FREETOWN, Sierra Leone (AP) — Mutinous troops patrolled deserted streets and terrified residents refused orders to return to work Monday after soldiers seized power and ousted the elected president.
Sunday’s coup — the third in five years — unseated President Ahmed Tejan Kabbah, whose election in February 1996 ended five years of military rule. At least 15 people died and 40 were injured in the military takeover, which ravaged the capital with fighting, looting and arson.
Some of Kabbah’s ministers also fled the country, and news media in neighboring Guinea said Sunday that Kabbah had taken refuge there.
Leading the uprising was Maj. Johnny Paul Koroma, who said Kabbah’s government had failed to deliver the peace promised by an accord with rebels that ended the West African nation’s five-year civil war in November.
“The welfare of our people is paramount. It has to do with issues of the state,” said Capt. Paul Thomas, a spokesman for the mutineers.
He directed all government employees to appear for work, but most civilians stayed home and off the streets as soldiers wielding automatic weapons and rocket-propelled grenades cruised the city in commandeered vehicles.
Sierra Leone’s civil war killed at least 10,000 people and left nearly a third of its 4.5 million people homeless. In a radio broadcast Sunday, Koroma said he had invited Foday Sankoh, the leader of the Revolutionary United Front that waged the civil war, to join his government — an apparent gesture at reconciliation.
Sankoh is being held in a Nigerian jail on arms smuggling charges, and Koroma appealed to that country to release him.
The coup started when soldiers raided a Freetown prison at dawn to free conspirators in previous coup attempts. They seized the legislature and burned the national treasury building.
There was fierce fighting between the mutineers and Nigerian troops stationed in the capital to defend the government against rebel attacks. Stray fire damaged the U.S. Embassy but there were no injuries, a Marine guard at the embassy said, speaking on condition of anonymity.
The State Department said two Americans were injured when their home was looted. There was no word on their names or details on their injuries.
Sierra Leone’s ambassador to the United States, John Leigh, said the military was using complaints about the peace process as an excuse to seize power. “These people are out to line their pockets,” Leigh told CNN.
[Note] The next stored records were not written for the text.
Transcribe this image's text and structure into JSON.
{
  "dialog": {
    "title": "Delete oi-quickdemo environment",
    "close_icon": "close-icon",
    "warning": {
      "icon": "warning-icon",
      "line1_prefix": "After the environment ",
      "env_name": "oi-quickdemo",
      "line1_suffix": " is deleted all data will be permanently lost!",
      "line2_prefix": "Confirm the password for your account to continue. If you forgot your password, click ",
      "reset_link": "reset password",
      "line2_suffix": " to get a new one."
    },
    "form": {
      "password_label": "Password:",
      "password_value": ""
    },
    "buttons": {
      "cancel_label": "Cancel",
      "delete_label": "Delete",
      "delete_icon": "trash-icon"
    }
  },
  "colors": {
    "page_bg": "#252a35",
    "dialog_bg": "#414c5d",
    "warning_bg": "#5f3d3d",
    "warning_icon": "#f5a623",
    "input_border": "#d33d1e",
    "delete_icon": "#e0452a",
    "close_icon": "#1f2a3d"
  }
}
“It’s going to bring more hardship and difficulty to the country, and that is not the way to make change,” Leigh said.
In Washington, the White House said the United States was ready to evacuate Americans if necessary. It urged the estimated 400 American citizens in Sierra Leone to stay indoors.
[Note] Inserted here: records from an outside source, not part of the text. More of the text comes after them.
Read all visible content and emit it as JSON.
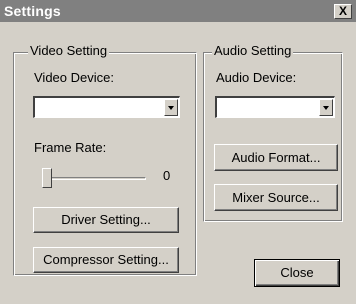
{
  "window": {
    "title": "Settings",
    "close_glyph": "X"
  },
  "video": {
    "group_title": "Video Setting",
    "device_label": "Video Device:",
    "device_value": "",
    "frame_rate_label": "Frame Rate:",
    "frame_rate_value": "0",
    "frame_rate_level": 0,
    "driver_button": "Driver Setting...",
    "compressor_button": "Compressor Setting..."
  },
  "audio": {
    "group_title": "Audio Setting",
    "device_label": "Audio Device:",
    "device_value": "",
    "format_button": "Audio Format...",
    "mixer_button": "Mixer Source..."
  },
  "actions": {
    "close_button": "Close"
  },
  "icons": {
    "dropdown": "chevron-down-icon",
    "close": "close-icon"
  },
  "colors": {
    "titlebar": "#808080",
    "face": "#d4d0c8"
  }
}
The U.S. State Department also issued a statement condemning the coup and called upon the Armed Forces Ruling Council now governing the country “to return authority promptly to the country’s elected leadership and parliament.”
In a statement issued in New York, the United Nations said Secretary-General Kofi Annan was “distressed” by the coup, which violated the principle that “governments, democratically elected, hall not be overthrown by force.”
He condemned the looting of U.N. offices, the commandeering of U.N. vehicles and the taking into custody of Sierra Leonean staff working for the United Nations.
Sunday’s was the third coup since 1992, when Capt. Valentine Strasser seized power. He promised democratic elections in 1996; when he looked ready to renege, Gen. Julius Maada Bio launched a coup, setting the stage for Kabbah’s election.